- Developer: Omega Force
- Publisher: Square Enix
- Director: Tomohiko Sho;
- Producers: Takuma Shiraishi; Tomohiko Sho;
- Series: Dragon Quest
- Platforms: Android, iOS
- Release: JP: June 13, 2023;
- Genre: Role-playing
- Modes: Single-player, multiplayer

= Dragon Quest Champions =

2023 video game

Dragon Quest Champions (Note: Known in Japan as ドラゴンクエスト チャンピオンズ (Doragon Kuesuto Chanpionzu)) was a 2023 action role-playing game developed by Omega Force and published by Square Enix for Android and iOS. An entry in the Dragon Quest series, it was released free-to-play in Japan. The game follows an adventurer who joins the Heroic Martial Arts Tournament, seeking to become the new hero of the land and find their lost father.
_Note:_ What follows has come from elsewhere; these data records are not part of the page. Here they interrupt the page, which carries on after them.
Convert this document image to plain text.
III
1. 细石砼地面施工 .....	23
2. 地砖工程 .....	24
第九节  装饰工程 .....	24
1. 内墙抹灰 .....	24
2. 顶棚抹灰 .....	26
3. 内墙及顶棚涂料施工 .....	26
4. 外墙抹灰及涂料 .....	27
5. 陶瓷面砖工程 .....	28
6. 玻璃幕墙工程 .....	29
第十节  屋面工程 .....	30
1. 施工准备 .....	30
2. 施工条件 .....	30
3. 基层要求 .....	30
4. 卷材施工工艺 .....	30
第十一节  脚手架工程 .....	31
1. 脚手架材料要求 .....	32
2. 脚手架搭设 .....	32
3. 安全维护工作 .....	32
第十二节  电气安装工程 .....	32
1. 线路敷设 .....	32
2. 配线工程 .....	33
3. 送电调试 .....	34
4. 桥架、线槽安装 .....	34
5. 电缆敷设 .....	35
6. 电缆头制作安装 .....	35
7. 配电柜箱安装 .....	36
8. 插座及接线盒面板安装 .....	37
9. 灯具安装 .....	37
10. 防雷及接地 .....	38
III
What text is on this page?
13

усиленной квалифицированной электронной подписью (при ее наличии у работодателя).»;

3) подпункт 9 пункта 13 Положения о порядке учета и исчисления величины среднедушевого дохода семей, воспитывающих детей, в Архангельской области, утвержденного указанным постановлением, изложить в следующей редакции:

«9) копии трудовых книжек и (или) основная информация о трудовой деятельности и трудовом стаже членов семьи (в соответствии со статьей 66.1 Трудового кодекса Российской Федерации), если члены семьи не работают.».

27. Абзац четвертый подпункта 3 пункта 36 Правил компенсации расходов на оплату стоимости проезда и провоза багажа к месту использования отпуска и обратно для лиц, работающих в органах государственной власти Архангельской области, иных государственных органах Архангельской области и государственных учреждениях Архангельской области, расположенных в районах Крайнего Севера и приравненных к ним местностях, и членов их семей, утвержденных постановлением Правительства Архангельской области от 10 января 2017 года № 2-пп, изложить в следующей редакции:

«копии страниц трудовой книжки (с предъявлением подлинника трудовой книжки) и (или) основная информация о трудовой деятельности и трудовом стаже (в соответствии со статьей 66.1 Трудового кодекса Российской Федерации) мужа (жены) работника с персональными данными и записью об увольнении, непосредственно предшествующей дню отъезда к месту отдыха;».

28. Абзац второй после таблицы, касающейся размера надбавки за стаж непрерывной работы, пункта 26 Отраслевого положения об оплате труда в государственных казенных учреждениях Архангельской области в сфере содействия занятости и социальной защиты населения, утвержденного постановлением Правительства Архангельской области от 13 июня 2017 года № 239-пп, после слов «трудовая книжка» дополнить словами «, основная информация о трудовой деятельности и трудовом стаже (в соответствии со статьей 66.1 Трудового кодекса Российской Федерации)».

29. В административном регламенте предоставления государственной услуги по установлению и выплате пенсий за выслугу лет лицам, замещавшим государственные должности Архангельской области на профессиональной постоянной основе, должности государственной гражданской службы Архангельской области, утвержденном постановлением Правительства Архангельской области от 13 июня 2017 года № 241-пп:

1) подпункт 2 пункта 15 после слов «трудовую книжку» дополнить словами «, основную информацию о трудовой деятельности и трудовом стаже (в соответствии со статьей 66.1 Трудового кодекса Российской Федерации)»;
The game was shut down on July 30, 2024.

==Gameplay==
The game uses a turn-based role-playing command system, similar to mainline Dragon Quest titles, in which players explore open world areas and battle against enemies. A secondary mode, dubbed Tournament mode, has players fighting in real-time action role-playing Player versus player multiplayer matches against 50 other players, similar to battle royale video games.

==Plot==
After the Demon King was defeated by the Hero, the world has returned to peace. The "Heroic Martial Arts Tournament", hosted in honor of the hero, has since gained massive popularity. The player controls an adventurer who wants to become the new hero, as well as find their lost father. For that goal, they join the Heroic Martial Arts Tournament.

==Development==
On January 10, Square Enix announced that a new role-playing video game entry in the Dragon Quest series was in development for iOS and Android. The game was formally announced by Square Enix and Koei Tecmo on January 18, 2023, as developed by Omega Force, a division of Koei Tecmo, to be published by Square Enix. On the same day, a closed beta was announced, which ran between February 6 to 13 of the same year. It was released on June 13, 2023, on Android and iOS in Japan.